For more on this, you might read the introduction to SCA that I wrote last year.

David ,
I am unsure if I entirely agree that the primary goal of SCA is to support the creation of portable applications. I would believe the primary goal of SCA is to provide a common assembly language that supports the wiring together of different technology assets into a cohesive component, using a consistent approach, regardless of technology platform.

Offering a consistent programming model to Java developers regardless of Java component "type" (EJB, JMS, etc.) seems like a secondary objective, but one that makes good sense because traditional Sun flavored approaches just don't seem to be offering this to Java developers.

I definitely agree that having Sun onboard is both useful and desirable, but the Java platform is increasingly supporting diverse models for diverse users.

IT managers definitely benefit from a consistent programming model, they still can, but they don't need to be restricted by the platform. Managers just need to choose the most suitable model for the project/program, and use good governance to evangelize or enforce.

But Jeff, you say that SCA's goal is to provide "a common assembly language". The reason a common assembly language is valuable is because it allows portability of applications and (potentially) developer skills. If portability isn't the goal, then each vendor should just define its own proprietary language for doing this.

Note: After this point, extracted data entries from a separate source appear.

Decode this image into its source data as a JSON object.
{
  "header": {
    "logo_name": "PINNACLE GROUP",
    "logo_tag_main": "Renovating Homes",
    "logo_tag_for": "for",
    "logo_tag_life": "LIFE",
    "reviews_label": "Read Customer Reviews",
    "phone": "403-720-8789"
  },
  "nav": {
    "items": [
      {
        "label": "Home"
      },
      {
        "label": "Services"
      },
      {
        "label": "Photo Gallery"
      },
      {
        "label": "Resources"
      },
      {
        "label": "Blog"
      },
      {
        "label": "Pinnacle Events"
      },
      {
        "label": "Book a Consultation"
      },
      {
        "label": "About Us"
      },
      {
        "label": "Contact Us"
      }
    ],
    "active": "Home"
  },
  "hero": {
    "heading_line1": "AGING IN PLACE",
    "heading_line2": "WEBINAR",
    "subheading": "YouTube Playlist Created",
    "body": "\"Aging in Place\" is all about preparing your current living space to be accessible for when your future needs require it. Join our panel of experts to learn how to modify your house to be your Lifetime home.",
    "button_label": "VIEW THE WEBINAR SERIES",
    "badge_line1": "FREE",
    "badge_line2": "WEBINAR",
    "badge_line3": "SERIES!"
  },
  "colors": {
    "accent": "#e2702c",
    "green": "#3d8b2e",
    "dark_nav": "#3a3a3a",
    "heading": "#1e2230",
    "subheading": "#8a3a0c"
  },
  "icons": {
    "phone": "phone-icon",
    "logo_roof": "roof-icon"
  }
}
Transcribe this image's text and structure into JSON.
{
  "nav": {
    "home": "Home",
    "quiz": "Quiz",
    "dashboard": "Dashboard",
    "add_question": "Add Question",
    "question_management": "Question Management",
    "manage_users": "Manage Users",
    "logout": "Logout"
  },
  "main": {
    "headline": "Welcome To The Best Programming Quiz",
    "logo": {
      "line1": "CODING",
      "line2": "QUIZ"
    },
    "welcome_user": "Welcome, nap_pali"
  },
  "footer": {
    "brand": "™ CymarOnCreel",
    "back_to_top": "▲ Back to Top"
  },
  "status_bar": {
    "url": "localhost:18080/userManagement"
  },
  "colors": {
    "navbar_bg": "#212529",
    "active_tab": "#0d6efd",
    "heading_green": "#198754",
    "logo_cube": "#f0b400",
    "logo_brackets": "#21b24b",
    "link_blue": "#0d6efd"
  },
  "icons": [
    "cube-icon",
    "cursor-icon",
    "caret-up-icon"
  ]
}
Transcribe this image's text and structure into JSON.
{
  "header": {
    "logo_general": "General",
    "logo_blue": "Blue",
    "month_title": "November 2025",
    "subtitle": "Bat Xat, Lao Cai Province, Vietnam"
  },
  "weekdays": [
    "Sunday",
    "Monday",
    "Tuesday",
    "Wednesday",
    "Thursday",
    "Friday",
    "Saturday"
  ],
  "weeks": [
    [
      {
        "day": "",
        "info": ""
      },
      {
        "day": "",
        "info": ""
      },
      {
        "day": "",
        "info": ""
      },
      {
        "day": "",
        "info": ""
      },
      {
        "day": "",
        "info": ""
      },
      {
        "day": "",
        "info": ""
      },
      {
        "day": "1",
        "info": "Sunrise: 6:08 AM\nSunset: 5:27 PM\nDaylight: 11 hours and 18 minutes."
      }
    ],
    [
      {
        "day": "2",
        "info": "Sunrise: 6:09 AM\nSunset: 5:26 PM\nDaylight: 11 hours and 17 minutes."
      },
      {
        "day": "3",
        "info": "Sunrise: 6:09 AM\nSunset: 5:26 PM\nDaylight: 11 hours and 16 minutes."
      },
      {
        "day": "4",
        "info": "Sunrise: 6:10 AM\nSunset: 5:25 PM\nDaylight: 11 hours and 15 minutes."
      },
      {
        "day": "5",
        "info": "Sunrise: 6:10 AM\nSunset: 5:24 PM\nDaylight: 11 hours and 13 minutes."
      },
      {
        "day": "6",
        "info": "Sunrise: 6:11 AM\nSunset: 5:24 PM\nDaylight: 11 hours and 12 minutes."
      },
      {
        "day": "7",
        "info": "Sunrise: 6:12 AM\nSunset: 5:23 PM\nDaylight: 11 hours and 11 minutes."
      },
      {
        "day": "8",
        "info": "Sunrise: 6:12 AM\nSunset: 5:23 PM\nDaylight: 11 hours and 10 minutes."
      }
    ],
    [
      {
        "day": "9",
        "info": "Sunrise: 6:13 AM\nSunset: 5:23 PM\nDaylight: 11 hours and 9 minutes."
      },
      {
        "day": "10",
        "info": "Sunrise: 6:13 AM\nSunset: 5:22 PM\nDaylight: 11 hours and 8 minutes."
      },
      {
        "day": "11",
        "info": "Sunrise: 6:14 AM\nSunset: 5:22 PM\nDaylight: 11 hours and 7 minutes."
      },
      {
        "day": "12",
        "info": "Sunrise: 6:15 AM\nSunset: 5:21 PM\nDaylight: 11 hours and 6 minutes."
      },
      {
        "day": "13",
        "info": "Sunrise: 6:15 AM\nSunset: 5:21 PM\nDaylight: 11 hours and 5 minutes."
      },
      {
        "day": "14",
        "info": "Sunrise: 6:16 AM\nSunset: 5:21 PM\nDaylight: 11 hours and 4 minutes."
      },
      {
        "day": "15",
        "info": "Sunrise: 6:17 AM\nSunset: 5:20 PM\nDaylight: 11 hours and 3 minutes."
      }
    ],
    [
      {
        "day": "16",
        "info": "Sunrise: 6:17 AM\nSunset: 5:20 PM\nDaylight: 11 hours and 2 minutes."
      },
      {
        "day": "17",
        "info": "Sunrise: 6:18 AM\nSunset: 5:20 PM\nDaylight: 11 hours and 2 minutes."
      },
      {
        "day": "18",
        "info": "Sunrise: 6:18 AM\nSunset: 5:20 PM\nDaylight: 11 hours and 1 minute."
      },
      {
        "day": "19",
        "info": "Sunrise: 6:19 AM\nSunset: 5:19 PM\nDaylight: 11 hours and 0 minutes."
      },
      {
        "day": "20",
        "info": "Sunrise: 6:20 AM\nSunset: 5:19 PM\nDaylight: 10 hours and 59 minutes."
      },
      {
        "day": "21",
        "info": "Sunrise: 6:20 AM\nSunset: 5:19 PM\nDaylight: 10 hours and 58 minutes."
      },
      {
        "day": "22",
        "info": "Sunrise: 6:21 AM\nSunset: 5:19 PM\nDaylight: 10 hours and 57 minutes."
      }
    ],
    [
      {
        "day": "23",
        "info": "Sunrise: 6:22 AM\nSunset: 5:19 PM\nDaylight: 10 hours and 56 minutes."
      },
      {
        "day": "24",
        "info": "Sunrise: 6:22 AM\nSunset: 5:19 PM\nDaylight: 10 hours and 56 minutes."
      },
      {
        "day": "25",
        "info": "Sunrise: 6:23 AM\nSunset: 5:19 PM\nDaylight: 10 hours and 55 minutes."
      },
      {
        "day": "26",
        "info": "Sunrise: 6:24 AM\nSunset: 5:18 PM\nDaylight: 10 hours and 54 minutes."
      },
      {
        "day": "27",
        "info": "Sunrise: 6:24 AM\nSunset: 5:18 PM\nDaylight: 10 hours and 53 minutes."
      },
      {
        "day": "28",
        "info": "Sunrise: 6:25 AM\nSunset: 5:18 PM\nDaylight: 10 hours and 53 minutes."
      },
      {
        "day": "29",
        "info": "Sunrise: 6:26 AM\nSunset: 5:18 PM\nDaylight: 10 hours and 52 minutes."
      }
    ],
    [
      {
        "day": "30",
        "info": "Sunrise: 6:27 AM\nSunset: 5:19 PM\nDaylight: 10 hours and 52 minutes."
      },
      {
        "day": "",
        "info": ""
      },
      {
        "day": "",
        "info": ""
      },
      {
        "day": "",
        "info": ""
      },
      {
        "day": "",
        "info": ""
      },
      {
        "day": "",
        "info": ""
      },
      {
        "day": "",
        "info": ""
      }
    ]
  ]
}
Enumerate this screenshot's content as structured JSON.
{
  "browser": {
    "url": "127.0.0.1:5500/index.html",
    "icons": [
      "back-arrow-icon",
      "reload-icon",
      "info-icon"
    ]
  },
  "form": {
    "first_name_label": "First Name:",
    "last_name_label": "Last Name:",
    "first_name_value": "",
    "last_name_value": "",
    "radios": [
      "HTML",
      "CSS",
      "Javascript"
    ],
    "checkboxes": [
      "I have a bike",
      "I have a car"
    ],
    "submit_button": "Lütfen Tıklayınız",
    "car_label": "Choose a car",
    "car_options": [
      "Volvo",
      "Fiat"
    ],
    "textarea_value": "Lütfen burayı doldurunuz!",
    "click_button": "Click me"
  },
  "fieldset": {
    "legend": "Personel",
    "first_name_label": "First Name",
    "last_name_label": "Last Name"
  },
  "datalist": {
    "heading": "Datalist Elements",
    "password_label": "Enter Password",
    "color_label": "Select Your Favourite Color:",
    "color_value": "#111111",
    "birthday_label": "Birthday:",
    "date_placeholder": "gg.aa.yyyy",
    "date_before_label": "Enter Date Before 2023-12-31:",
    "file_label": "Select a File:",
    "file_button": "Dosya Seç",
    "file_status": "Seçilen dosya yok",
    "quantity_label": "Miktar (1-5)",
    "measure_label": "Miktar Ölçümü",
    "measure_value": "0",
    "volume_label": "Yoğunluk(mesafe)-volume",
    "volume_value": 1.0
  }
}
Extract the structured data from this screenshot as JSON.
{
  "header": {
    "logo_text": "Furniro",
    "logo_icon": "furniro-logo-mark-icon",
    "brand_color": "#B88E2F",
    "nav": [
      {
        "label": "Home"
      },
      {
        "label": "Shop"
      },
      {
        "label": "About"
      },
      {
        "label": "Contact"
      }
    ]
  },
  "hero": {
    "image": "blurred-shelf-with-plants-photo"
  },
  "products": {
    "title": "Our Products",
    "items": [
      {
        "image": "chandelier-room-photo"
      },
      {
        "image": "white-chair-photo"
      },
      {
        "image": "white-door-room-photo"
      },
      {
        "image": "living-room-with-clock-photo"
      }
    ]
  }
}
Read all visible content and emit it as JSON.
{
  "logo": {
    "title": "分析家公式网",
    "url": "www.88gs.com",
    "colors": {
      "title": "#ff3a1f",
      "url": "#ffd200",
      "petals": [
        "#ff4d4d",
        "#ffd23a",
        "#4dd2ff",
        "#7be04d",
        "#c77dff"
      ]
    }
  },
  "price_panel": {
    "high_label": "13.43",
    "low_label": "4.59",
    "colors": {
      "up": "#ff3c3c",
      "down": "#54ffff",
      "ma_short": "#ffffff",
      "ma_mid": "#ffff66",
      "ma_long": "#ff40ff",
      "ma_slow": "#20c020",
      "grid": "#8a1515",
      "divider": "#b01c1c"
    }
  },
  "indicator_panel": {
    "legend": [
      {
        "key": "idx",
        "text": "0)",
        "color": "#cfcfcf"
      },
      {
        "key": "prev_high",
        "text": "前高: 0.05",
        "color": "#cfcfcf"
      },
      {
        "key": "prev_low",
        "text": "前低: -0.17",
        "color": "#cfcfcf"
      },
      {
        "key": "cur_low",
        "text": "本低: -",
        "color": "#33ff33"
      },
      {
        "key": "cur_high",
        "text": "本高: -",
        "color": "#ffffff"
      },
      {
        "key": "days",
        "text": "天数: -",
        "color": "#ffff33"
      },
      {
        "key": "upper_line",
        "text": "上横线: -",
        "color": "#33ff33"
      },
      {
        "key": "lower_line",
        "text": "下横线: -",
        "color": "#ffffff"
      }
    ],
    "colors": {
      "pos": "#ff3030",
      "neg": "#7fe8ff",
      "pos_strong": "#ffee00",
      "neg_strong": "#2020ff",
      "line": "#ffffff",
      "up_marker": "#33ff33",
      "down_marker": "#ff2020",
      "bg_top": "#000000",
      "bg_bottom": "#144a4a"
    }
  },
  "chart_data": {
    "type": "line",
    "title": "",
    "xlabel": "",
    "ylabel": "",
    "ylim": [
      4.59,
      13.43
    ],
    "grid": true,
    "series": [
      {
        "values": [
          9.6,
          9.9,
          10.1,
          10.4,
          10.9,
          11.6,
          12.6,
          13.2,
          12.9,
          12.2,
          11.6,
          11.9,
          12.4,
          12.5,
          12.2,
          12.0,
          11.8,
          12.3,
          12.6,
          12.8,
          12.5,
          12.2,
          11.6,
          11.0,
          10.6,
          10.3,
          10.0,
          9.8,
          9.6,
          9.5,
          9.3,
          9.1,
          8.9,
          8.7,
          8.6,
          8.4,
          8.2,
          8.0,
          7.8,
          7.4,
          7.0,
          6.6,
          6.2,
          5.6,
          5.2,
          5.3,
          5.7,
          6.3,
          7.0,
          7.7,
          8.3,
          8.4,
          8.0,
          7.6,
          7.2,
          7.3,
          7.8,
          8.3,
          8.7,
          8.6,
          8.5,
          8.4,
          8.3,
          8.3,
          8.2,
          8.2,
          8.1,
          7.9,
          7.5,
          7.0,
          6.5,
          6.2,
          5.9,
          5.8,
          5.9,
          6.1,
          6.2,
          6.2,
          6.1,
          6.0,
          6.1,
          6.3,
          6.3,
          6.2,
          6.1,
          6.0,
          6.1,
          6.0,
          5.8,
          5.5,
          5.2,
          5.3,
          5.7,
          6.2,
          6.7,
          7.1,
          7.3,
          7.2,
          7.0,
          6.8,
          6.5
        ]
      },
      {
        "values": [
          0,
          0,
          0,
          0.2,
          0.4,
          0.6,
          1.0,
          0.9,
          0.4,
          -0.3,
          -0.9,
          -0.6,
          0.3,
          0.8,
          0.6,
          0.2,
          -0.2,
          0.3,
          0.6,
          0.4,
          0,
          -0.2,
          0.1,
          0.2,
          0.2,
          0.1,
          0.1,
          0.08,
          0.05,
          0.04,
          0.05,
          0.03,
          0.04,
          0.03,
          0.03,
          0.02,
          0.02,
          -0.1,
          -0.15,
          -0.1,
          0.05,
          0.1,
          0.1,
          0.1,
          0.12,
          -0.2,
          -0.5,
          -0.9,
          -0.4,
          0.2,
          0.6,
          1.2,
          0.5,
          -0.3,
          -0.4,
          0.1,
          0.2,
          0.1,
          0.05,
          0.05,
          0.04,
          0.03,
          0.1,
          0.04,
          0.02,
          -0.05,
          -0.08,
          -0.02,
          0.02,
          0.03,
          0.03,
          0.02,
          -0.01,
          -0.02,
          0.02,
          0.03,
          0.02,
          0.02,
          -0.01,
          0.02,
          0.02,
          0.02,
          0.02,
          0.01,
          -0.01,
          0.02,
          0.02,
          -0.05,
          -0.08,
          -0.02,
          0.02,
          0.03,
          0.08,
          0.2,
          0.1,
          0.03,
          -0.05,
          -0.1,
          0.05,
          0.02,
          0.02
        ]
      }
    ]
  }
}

Still, allowing portability of just the assembly part of an application makes no sense. The most valuable parts of a typical app--and thus the aspects that an organization would most want to move from one vendor platform to another--are its business logic. If the assembly language my app uses is standard, but the component technology I've chosen to implement this business logic on isn't widely supported, I'm no better off--the app is still locked into the platform it was built on.

Vendors love this kind of thing. They can claim--correctly--that they support standards while still locking customers into their platform. But users should always be wary of vendor attempts to do this. It goes against the whole purpose of creating standards for portability.

What is the state of SCA today? I notice that some of the newer ESBs like WS02 and Fuse ESB avoid it.